Besides the shipyard, the company is in two more verticals which are ship repair and training and laboratory services. Ship repair is a very high margin business and the company is expanding its activities by adding a new repair facility and also building a new dry dock. The new facility will sufficiently ramp up the capability and capacity of handling substantially larger ships and vessels and make Cochin shipyard a preferred vendor for new ship and repair facility.

Going forward I am sure that the government with its make in India initiative would order further aircraft carriers from Cochin shipyard rather than buying older ones and then refurbishing them. The issue is a must subscribe.

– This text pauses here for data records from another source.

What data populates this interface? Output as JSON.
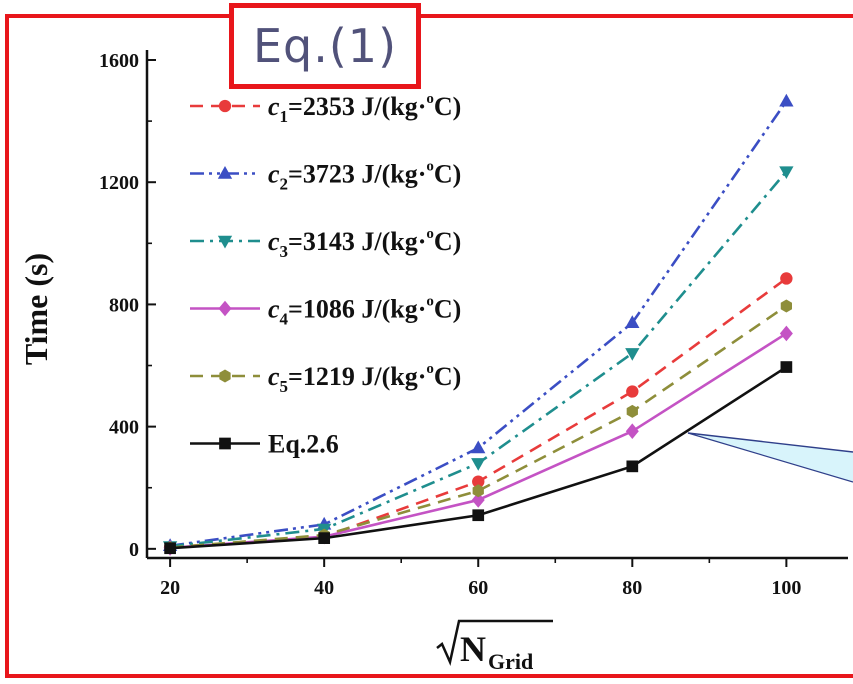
{
  "header": {
    "equation_label": "Eq.(1)"
  },
  "chart_data": {
    "type": "line",
    "title": "",
    "ylabel": "Time (s)",
    "xlabel": {
      "radical_base": "N",
      "subscript": "Grid"
    },
    "x": [
      20,
      40,
      60,
      80,
      100
    ],
    "xlim": [
      17,
      108
    ],
    "ylim": [
      -30,
      1600
    ],
    "xticks": [
      "20",
      "40",
      "60",
      "80",
      "100"
    ],
    "yticks": [
      "0",
      "400",
      "800",
      "1200",
      "1600"
    ],
    "grid": false,
    "legend_position": "top-left",
    "series": [
      {
        "sym": "c",
        "sub": "1",
        "value": "=2353 J/",
        "unit": "(kg·",
        "sup": "o",
        "unit_end": "C)",
        "marker": "circle",
        "dash": "dashed",
        "color": "#e83b3b",
        "values": [
          5,
          40,
          220,
          515,
          885
        ]
      },
      {
        "sym": "c",
        "sub": "2",
        "value": "=3723 J/",
        "unit": "(kg·",
        "sup": "o",
        "unit_end": "C)",
        "marker": "triangle-up",
        "dash": "dash-dot-dot",
        "color": "#3b4ec4",
        "values": [
          10,
          80,
          330,
          740,
          1465
        ]
      },
      {
        "sym": "c",
        "sub": "3",
        "value": "=3143 J/",
        "unit": "(kg·",
        "sup": "o",
        "unit_end": "C)",
        "marker": "triangle-down",
        "dash": "dash-dot",
        "color": "#1f8e8e",
        "values": [
          8,
          65,
          280,
          640,
          1235
        ]
      },
      {
        "sym": "c",
        "sub": "4",
        "value": "=1086 J/",
        "unit": "(kg·",
        "sup": "o",
        "unit_end": "C)",
        "marker": "diamond",
        "dash": "solid",
        "color": "#c453c4",
        "values": [
          3,
          40,
          160,
          385,
          705
        ]
      },
      {
        "sym": "c",
        "sub": "5",
        "value": "=1219 J/",
        "unit": "(kg·",
        "sup": "o",
        "unit_end": "C)",
        "marker": "hexagon",
        "dash": "dashed",
        "color": "#8e8e3a",
        "values": [
          4,
          45,
          190,
          450,
          795
        ]
      },
      {
        "name": "Eq.2.6",
        "marker": "square",
        "dash": "solid",
        "color": "#111111",
        "values": [
          2,
          35,
          110,
          270,
          595
        ]
      }
    ]
  }
}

The second issue is from Security and Intelligence Services (India) Limited. The company is tapping the capital markets with its simultaneous offer for sale and fresh issue to raise Rs 775-779 crs in a price band of Rs 805-815. The PE of the issue is a staggering 61.78 times to 62.55 times based on consolidated earnings for the year ended March 2017. The company earns over 86% of its total revenues from security services and is primarily based in India and Australia. Its operation in Australia is bigger than India which 60% of the revenues from security services coming from Australia and 40% coming from India. Its net margin is just under 2%. The valuation at which the shares are being offered leave little or no scope for appreciation for the investor. Further the retail portion is a mere 10% of the issue size and makes allotment that much more difficult.

With both issues back to back, it makes sense to just apply for Cochin Shipyard and ignore the second.

With RBI policy due on Wednesday and markets showing early signs of cracking, keep on the sidelines and book profits.